Bird Feeder
- Bird Feeder (the bird)
- Feed the Birds ...
Bird Feeder is parsing Thredds catalogs and local directories with NetCDF
files and publishes metadata with download URLs to a Solr index service with a birdhouse schema.
Install from Anaconda
$ conda install -c birdhouse bird-feeder
Install from GitHub
$ git clone https://github.com/bird-house/bird-feeder.git
$ cd bird-feeder
$ make install
Start Solr service on http://localhost:8983/solr/birdhouse:
$ make start
$ make status
Using the command line
Help:
$ birdfeeder -h
usage: birdfeeder [<options>] <command> [<args>]

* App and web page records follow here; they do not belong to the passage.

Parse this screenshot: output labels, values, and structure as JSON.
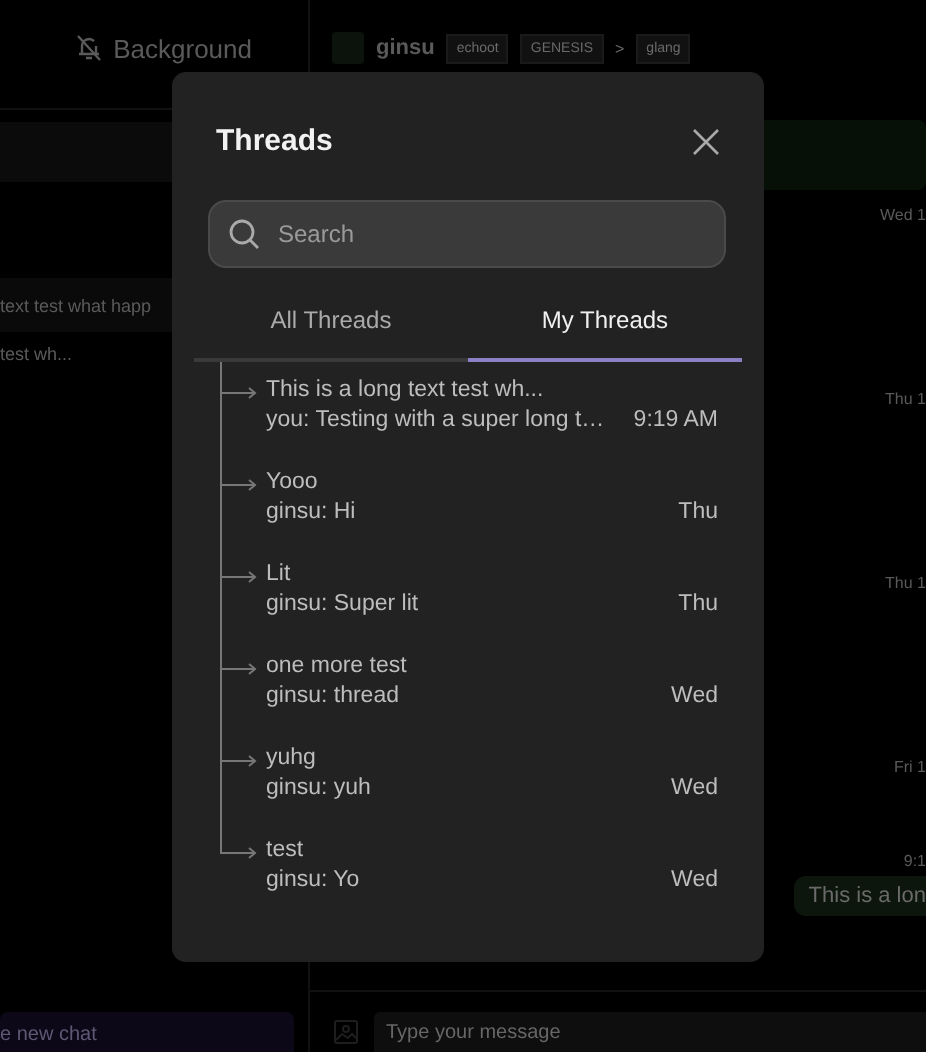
{
  "background": {
    "sidebar": {
      "header": "Background",
      "chats": [
        "text test what happ",
        "test wh..."
      ],
      "new_chat": "e new chat"
    },
    "chat": {
      "user": "ginsu",
      "chips": [
        "echoot",
        "GENESIS",
        "glang"
      ],
      "separator": ">",
      "times": [
        "Wed 1",
        "Thu 1",
        "Thu 1",
        "Fri 1",
        "9:1"
      ],
      "bubble": "This is a lon",
      "composer": {
        "placeholder": "Type your message"
      }
    }
  },
  "dialog": {
    "title": "Threads",
    "search": {
      "placeholder": "Search"
    },
    "tabs": [
      {
        "label": "All Threads",
        "selected": false
      },
      {
        "label": "My Threads",
        "selected": true
      }
    ],
    "threads": [
      {
        "title": "This is a long text test wh...",
        "preview": "you: Testing with a super long t…",
        "time": "9:19 AM"
      },
      {
        "title": "Yooo",
        "preview": "ginsu: Hi",
        "time": "Thu"
      },
      {
        "title": "Lit",
        "preview": "ginsu: Super lit",
        "time": "Thu"
      },
      {
        "title": "one more test",
        "preview": "ginsu: thread",
        "time": "Wed"
      },
      {
        "title": "yuhg",
        "preview": "ginsu: yuh",
        "time": "Wed"
      },
      {
        "title": "test",
        "preview": "ginsu: Yo",
        "time": "Wed"
      }
    ]
  }
}
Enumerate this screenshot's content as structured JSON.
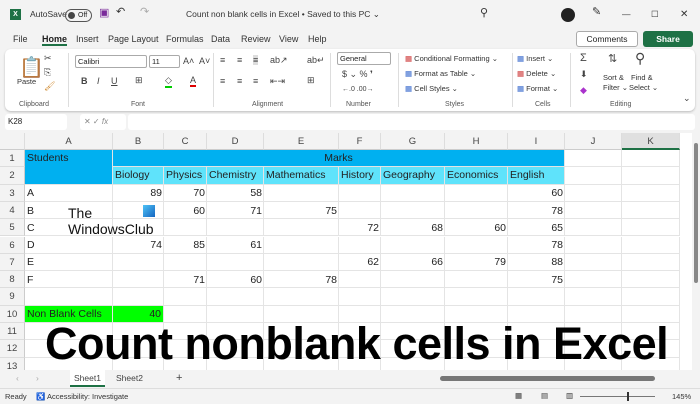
{
  "titlebar": {
    "autosave": "AutoSave",
    "toggle": "Off",
    "doc_title": "Count non blank cells in Excel • Saved to this PC ⌄"
  },
  "menu": {
    "tabs": [
      "File",
      "Home",
      "Insert",
      "Page Layout",
      "Formulas",
      "Data",
      "Review",
      "View",
      "Help"
    ],
    "comments": "Comments",
    "share": "Share"
  },
  "ribbon": {
    "paste": "Paste",
    "font_name": "Calibri",
    "font_size": "11",
    "number_format": "General",
    "cond_format": "Conditional Formatting ⌄",
    "format_table": "Format as Table ⌄",
    "cell_styles": "Cell Styles ⌄",
    "insert": "Insert",
    "delete": "Delete",
    "format": "Format ⌄",
    "sort": "Sort &",
    "filter": "Filter ⌄",
    "find": "Find &",
    "select": "Select ⌄",
    "groups": [
      "Clipboard",
      "Font",
      "Alignment",
      "Number",
      "Styles",
      "Cells",
      "Editing"
    ]
  },
  "formula_bar": {
    "name_box": "K28",
    "fx": "fx",
    "value": ""
  },
  "columns": [
    "A",
    "B",
    "C",
    "D",
    "E",
    "F",
    "G",
    "H",
    "I",
    "J",
    "K"
  ],
  "rows": [
    "1",
    "2",
    "3",
    "4",
    "5",
    "6",
    "7",
    "8",
    "9",
    "10",
    "11",
    "12",
    "13"
  ],
  "header": {
    "students": "Students",
    "marks": "Marks",
    "subjects": [
      "Biology",
      "Physics",
      "Chemistry",
      "Mathematics",
      "History",
      "Geography",
      "Economics",
      "English"
    ]
  },
  "table": [
    [
      "A",
      "89",
      "70",
      "58",
      "",
      "",
      "",
      "",
      "60"
    ],
    [
      "B",
      "",
      "60",
      "71",
      "75",
      "",
      "",
      "",
      "78"
    ],
    [
      "C",
      "",
      "",
      "",
      "",
      "72",
      "68",
      "60",
      "65"
    ],
    [
      "D",
      "74",
      "85",
      "61",
      "",
      "",
      "",
      "",
      "78"
    ],
    [
      "E",
      "",
      "",
      "",
      "",
      "62",
      "66",
      "79",
      "88"
    ],
    [
      "F",
      "",
      "71",
      "60",
      "78",
      "",
      "",
      "",
      "75"
    ]
  ],
  "summary": {
    "label": "Non Blank Cells",
    "value": "40"
  },
  "overlay_text": "Count nonblank cells in Excel",
  "watermark": {
    "line1": "The",
    "line2": "WindowsClub"
  },
  "sheets": [
    "Sheet1",
    "Sheet2"
  ],
  "status": {
    "ready": "Ready",
    "accessibility": "Accessibility: Investigate",
    "zoom": "145%"
  },
  "colors": {
    "header_dark": "#00b0f0",
    "header_light": "#5fe3fb",
    "summary": "#00ff00",
    "excel_green": "#1e7145"
  }
}
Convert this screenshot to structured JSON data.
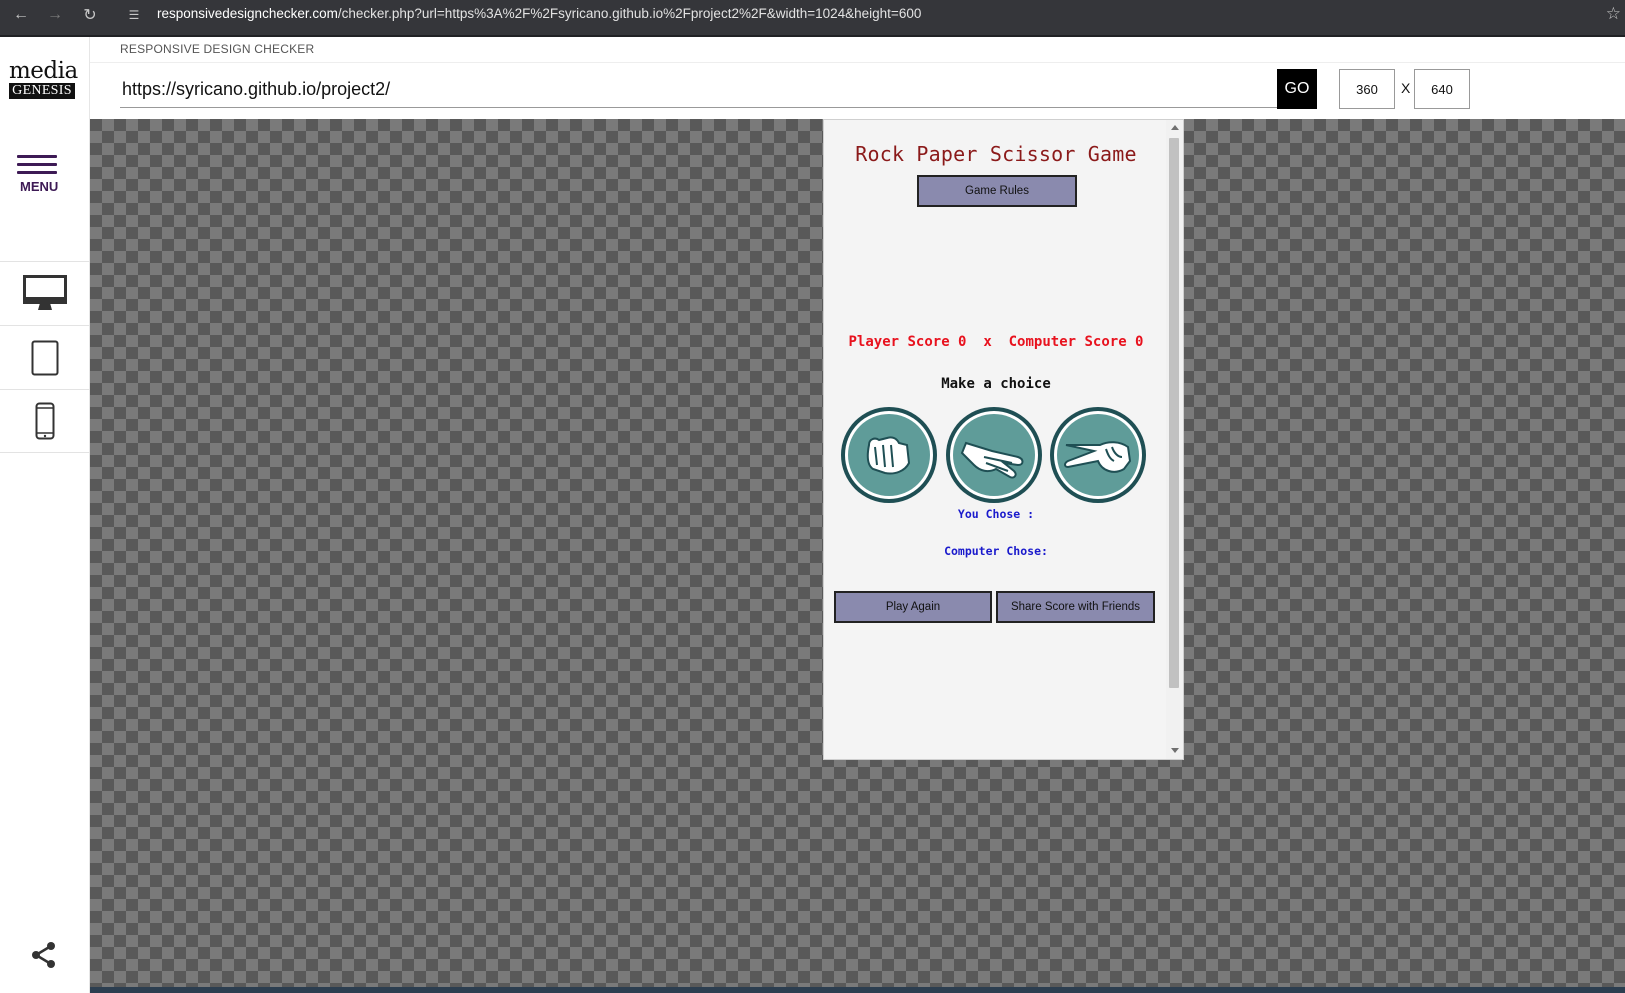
{
  "browser": {
    "url_host": "responsivedesignchecker.com",
    "url_path": "/checker.php?url=https%3A%2F%2Fsyricano.github.io%2Fproject2%2F&width=1024&height=600"
  },
  "sidebar": {
    "logo_line1": "media",
    "logo_line2": "GENESIS",
    "menu_label": "MENU",
    "devices": [
      "desktop-icon",
      "tablet-icon",
      "phone-icon"
    ]
  },
  "header": {
    "title": "RESPONSIVE DESIGN CHECKER",
    "url_value": "https://syricano.github.io/project2/",
    "go_label": "GO",
    "width_value": "360",
    "separator": "X",
    "height_value": "640"
  },
  "game": {
    "title": "Rock Paper Scissor Game",
    "rules_button": "Game Rules",
    "score_line": "Player Score 0  x  Computer Score 0",
    "choice_heading": "Make a choice",
    "choices": [
      "rock-icon",
      "paper-icon",
      "scissors-icon"
    ],
    "you_chose": "You Chose :",
    "computer_chose": "Computer Chose:",
    "play_again_button": "Play Again",
    "share_button": "Share Score with Friends"
  },
  "colors": {
    "accent_purple": "#3d1a55",
    "title_red": "#8b1a1a",
    "score_red": "#e8121e",
    "result_blue": "#1a1acc",
    "button_fill": "#8a8aae",
    "choice_teal": "#5f9c99",
    "choice_ring": "#1f4f54"
  }
}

Feeds Solr with Datasets (NetCDF Format) from Thredds Catalogs and File
System.
optional arguments:
-h, --help show this help message and exit
-v enable verbose mode
--service SERVICE Solr URL. Default:
http://localhost:8983/solr/birdhouse
--maxrecords MAXRECORDS
Maximum number of records to publish. Default: -1
(unlimited)
--batch-size BATCH_SIZE
Batch size of records to publish. Default: 50000
command:
List of available commands
{spider,walker,clear,from-thredds,from-walker,from-spider}
Run "birdfeeder <command> -h" to get additional help.
spider Runs spider to crawl NetCDF files on a HTTP file
service and writes the path list to a CSV file.
walker Runs walker to crawl NetCDF files from filesystem and
writes the path list to a CSV file.
clear Clears the complete solr index. Use with caution!
from-thredds Publish datasets from Thredds Catalog to Solr.
from-walker Publish NetCDF files from directory to Solr.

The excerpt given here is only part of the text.